По окончании пытки щеки пылали так, словно по ним надавали горячих оплеух. Боль немного остудил «гель после бритья», который я руками нанес на щеки. Но лицо все равно осталось красным и горело.
113
По пути на работу я поймал себя на мысли о том, что думаю о девушке, звонившей мне утром. Интересно, что заставляет одних людей думать о других? Может быть, дело в интриге? Тайна волнует разум. Чужое неизвестное, тем более переплетенное с твоим прошлым, будущим или настоящим, надежно скрытое за легким полупрозрачным занавесом – так куда мучительней и притягательней, чем если бы она притаилась за незыблемой каменной стеной. Кажется, протяни руку и отдерни занавес – что может быть проще? Но каждый раз, когда протягиваешь руку в полной уверенности, что сейчас перед тобой все откроется, занавес, будто повинуясь воле неуловимого дуновения, предательски ускользает из-под твоих вытянутых и алчущих пальцев и, победоносно развеваясь, вновь манит искусом недосягаемой близости.

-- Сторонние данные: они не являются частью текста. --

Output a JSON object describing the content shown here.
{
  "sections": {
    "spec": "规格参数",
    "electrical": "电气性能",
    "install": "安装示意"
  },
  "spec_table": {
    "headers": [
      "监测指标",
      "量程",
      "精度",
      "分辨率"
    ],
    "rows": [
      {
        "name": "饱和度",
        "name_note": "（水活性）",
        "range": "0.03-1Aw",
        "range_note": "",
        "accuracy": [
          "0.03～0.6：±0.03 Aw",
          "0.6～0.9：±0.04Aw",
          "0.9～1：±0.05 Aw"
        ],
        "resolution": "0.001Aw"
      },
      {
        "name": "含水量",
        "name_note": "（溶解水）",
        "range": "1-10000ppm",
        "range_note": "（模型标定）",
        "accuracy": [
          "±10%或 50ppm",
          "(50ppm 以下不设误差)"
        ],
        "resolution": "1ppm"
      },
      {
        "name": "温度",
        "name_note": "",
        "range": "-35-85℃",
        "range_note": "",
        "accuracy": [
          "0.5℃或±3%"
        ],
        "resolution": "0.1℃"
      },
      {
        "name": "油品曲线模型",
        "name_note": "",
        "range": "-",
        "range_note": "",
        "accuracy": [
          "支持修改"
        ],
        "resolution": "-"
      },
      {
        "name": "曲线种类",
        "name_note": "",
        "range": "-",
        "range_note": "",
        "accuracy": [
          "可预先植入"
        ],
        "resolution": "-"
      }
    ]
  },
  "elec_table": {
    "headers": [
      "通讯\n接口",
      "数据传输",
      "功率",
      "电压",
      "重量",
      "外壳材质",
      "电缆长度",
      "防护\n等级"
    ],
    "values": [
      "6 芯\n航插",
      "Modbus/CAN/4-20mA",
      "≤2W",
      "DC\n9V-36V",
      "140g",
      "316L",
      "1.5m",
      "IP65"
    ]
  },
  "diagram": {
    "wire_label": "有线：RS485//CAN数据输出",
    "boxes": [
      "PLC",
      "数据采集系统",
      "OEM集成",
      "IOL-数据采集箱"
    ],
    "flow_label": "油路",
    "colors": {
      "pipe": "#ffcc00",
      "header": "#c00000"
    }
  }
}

И хотя кажущаяся близость цели обманчива, она способна вселить даже в самого слабого человека новые великие силы, коих раньше он в себе и не предполагал. Шаг за шагом идет к ней такой человек, не догадываясь о том, что все движение его бессмысленно и бесполезно – он идет к миражу, и чем ближе видится тот глазу, тем меньше сил и шансов остается на то, чтобы его достигнуть.
А жизнь тогда превращается в пустую авантюру без начала и конца.
Я шагал по тротуару, всматривался в лица прохожих и размышлял. О чем они думают, окружающие люди? Или о ком? Наверное, чтобы заставить человека думать о себе, все-таки надо его заинтриговать. Зацепить. Заставить захотеть приоткрыть свой занавес. Напустить тумана и сделать все, чтобы человек не остался к тебе равнодушным. Иногда это очень просто, иногда нет. Для одного достаточно того, что ему улыбнулась на улице прохожая, красивая девушка. Он невольно начинает вспоминать и думать о ней. Бывает, даже сходит по ней с ума. А другой пропустит такую улыбку сквозь себя и через мгновение о ней забудет. Его волнуют иные тайны. Какие?… Ну… стоит только его начальнику сказать ему: «Зайдите ко мне после пяти, нам надо побеседовать о вашем будущем», – и он места себе не находит, мучается неразрешимыми догадками: что за будущее его ждет?.. Карьера для него важнее внимания девушки. У каждого свое отношение к тайнам, и тайна у каждого своя.
Главное – знать, как зацепить человека.
Звонившая мне девушка знала, как можно задеть меня. Я что-то ей задолжал. По крайней мере, она говорила об этом так, словно была в этом уверена. Вряд ли она шутила. Люди вообще очень серьезны, когда говорят о долгах.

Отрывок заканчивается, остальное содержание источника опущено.